Swiss Medical Weekly | 2009
Balthasar L. Hug; Stuart R. Lipsitz; Diane L. Seger; Andrew S. Karson; Steven C. Wright; David W. Bates
BACKGROUND Reimbursement for inpatients in Switzerland differed among states until 2012. Some hospitals used diagnosis related groups (DRG) and others used fee-for-service (FFS). We compared length of hospital stay (LOS), patient satisfaction and quality of life between the two systems before a nation-wide implementation of DRG. METHODS In a prospective, two-centre observational cohort study, we identified all patients with a main diagnosis of either community-acquired pneumonia, exacerbation of chronic pulmonary obstructive disease, acute heart failure or hip fracture from January to June 2011 and performed a systematic questionnaire survey 2-4 months after hospital discharge. RESULTS Of 1,093 inpatients, 450 were included. Mean age was 71.1 (±SD 19.5) years (48% male). Patients in the FFS hospital were older (mean age 74.8 vs. 65.2 years; p <0.001) and suffered from more co-morbidities.
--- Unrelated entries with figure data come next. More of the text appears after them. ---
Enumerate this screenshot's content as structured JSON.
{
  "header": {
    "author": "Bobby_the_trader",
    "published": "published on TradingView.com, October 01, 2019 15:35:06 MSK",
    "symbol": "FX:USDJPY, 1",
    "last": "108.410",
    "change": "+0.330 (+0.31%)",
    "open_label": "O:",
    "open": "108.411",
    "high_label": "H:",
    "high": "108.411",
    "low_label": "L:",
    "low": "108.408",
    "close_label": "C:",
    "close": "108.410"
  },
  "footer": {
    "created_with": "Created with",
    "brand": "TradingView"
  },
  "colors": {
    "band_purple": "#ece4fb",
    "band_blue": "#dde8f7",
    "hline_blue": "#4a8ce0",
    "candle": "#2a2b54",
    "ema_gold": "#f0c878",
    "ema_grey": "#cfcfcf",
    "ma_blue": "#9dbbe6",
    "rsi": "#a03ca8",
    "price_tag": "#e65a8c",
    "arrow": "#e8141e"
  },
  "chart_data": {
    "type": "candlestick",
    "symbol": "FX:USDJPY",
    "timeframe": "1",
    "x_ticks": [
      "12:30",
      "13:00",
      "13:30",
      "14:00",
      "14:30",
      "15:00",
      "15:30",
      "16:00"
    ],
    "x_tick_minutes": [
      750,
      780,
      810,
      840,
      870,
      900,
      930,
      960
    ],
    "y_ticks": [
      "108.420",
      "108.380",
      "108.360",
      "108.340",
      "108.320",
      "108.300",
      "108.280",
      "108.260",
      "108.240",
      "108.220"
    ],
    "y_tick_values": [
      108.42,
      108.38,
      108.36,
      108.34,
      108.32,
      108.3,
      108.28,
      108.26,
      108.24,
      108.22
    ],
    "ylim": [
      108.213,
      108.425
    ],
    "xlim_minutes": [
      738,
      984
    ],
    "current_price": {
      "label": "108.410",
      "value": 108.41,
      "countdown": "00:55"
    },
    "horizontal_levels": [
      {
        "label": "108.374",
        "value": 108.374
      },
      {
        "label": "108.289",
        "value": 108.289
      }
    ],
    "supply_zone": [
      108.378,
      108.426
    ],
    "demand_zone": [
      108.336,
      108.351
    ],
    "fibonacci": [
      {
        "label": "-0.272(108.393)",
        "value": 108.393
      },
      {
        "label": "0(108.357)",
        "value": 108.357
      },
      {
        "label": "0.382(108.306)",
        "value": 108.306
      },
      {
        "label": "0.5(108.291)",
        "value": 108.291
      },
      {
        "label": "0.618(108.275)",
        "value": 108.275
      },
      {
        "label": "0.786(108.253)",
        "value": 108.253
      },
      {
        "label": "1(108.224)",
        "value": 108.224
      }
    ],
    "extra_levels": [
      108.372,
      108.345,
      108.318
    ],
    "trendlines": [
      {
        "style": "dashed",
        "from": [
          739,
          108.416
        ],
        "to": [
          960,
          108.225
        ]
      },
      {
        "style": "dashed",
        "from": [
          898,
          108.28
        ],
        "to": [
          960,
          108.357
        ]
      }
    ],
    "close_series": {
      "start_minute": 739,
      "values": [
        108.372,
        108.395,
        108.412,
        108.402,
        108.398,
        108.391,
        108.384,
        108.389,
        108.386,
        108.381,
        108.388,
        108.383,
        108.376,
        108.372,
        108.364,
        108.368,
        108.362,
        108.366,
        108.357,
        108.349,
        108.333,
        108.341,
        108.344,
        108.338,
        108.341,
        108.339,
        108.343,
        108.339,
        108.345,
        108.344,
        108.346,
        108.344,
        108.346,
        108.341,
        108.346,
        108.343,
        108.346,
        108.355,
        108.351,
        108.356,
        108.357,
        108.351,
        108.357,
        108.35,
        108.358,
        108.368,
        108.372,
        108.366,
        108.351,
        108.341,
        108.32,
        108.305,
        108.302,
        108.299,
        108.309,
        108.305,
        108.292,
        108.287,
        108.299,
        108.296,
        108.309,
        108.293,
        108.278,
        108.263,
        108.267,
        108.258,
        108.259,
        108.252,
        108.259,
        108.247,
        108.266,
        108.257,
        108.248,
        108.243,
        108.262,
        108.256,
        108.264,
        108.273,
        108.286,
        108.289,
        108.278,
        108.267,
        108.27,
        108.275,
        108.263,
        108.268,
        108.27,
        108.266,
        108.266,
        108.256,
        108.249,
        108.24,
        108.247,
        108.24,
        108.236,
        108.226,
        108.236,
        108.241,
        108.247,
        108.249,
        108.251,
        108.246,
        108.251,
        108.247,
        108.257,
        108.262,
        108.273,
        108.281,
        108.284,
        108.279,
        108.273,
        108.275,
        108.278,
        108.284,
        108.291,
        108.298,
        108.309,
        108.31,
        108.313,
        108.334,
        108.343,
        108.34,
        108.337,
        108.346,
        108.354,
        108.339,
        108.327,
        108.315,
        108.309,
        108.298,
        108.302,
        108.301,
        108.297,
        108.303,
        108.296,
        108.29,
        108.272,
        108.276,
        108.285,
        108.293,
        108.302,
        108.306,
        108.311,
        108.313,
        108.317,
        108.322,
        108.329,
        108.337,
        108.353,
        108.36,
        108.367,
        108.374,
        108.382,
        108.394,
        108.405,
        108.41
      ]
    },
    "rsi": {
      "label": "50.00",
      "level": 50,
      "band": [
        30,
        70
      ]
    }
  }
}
Mean LOS was 9 days and shorter in the all-patient DRG (AP-DRG) hospital (unadjusted mean 8.2 vs. 9.5 days, p = 0.04). After multivariate adjustment, no significant difference in LOS was found (p = 0.24). More patients from the FFS hospital were re-hospitalised for any reason (35% vs. 17.5%; p = 0.01), re-admitted to acute-care institutions (11.7% vs. 5.2%; p = 0.014), not satisfied with the discharge process (15.3% vs. 9.7%; p = 0.02), showed problems with self-care (93.8% vs. 88%; p = 0.03) and usual activities (79.3% vs. 76%; p = 0.02). DISCUSSION This study suggested that the AP-DRG hospital showed higher patient satisfaction regarding discharge, lower re-hospitalisation rates and shorter LOS partly explained by a lower burden of co-morbidities and disease severity. This study needs validation in a larger cohort of patients and at multiple time points.